King David is one of the most celebrated figures of the Hebrew Bible, his name mentioned more often than even that of Moses. According to the Bible, David united the 12 tribes of ancient Israel into a great, unified kingdom stretching from Egypt to Mesopotamia, with Jerusalem as its capital. Yet some scholars today question whether this kingdom—and even David himself—ever existed. In the mid-1990s, Israeli archeologist Eilat Mazar first proposed the idea of searching for the remains of David's palace at a site in the oldest area of Jerusalem. A decade later, with the support of the Shalem Center in Jerusalem, she was able to realize this dream. In the interview below, which producer Gary Glassman conducted at Mazar's excavation site, we hear about her remarkable finds.
BIBLICAL CLUES
Q: Why did you want to excavate here, in this part of Jerusalem?
Eilat Mazar: We started excavations here because we wanted to examine the possibility that the remains of King David's palace are here. We could have been wrong, but we knew that whatever we would find would likely be important. We are in a very important spot of the City of David [the oldest part of Jerusalem], at the top of the city. It overlooks all the area around, and it's very narrow, only about 60 meters [about 200 feet] wide.
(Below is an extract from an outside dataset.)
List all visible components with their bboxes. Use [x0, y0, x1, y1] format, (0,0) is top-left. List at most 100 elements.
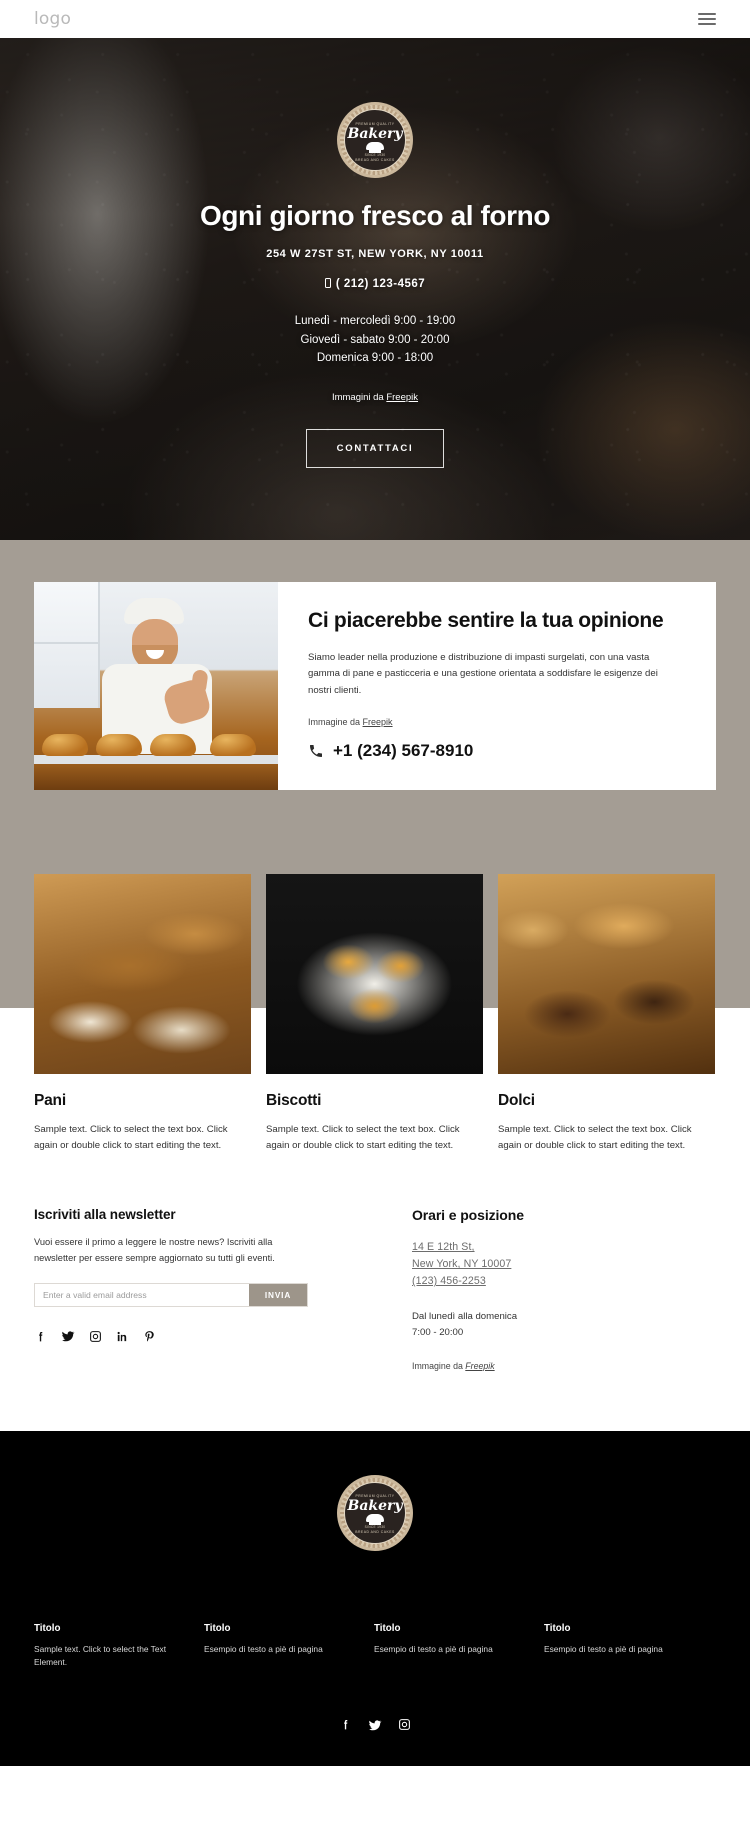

Q: Were there clues in the Bible that this might be the spot of David's palace?
Mazar: Yes. We knew from the Bible that King David went down to a fortress as he heard the Philistines coming to attack him. Now, where did he go down from? Most probably from where he stayed, meaning his palace.
Before our excavations, it was believed that the Stepped Stone Structure [a 60-foot high, terraced structure] here was a support structure for the fortress of Zion, a Canaanite fortress that, according to the Bible, King David captured. Our idea was to excavate just to the north of where we thought the fortress was built.
Q: Did archeologists before you think this area had remains from the time of David?
Mazar: Some did. In the 1960s, for instance, Kathleen Kenyon's excavation revealed building remains and pottery indicating that a significant structure was built here in the 10th century B.C., meaning more or less around the time of King David [according to the biblical chronology].
Q: When you started your excavation, what was the first sign that you had found something important?
Mazar: We began to see signs that we were dealing with a very massive structure. Huge boulders started to appear all over the area. And we found walls that were very thick, more than five meters [about 16 feet] thick. I thought it was probably the remains of the fortress, not David's palace. Then, a week or a week and a half later, we started to find a lot of pottery from the 12th or 11th century B.C. in different places under the massive structure. So it couldn't be the Canaanite fortress of Zion, because the fortress would have been built hundreds of years earlier.
Q: So you found pottery under the structure, and then you also found pottery on top of the structure, is that right?
Mazar: Yes. And this pottery together helps us to date the structure. So, under the structure we found a great quantity of pottery that is typical of the 12th–11th century B.C., the late Canaanite pottery. And on top of the structure we found later pottery, typical 10th-century pottery. The structure stands in between these two periods, meaning the building itself must have been built sometime around 1000 B.C.
Q: Is it possible that the dating of the site could be off, that the structure might have been built earlier or later than the time of David and Solomon?
Mazar: In archeology, it's very difficult to declare such a precise date. I say that the structure was built around 1000 B.C., but it could have been built 50 years before or 50 years after. It's a possibility, although it doesn't make sense to me to prefer these other dates, and I think it's important to take into account the biblical story of King David.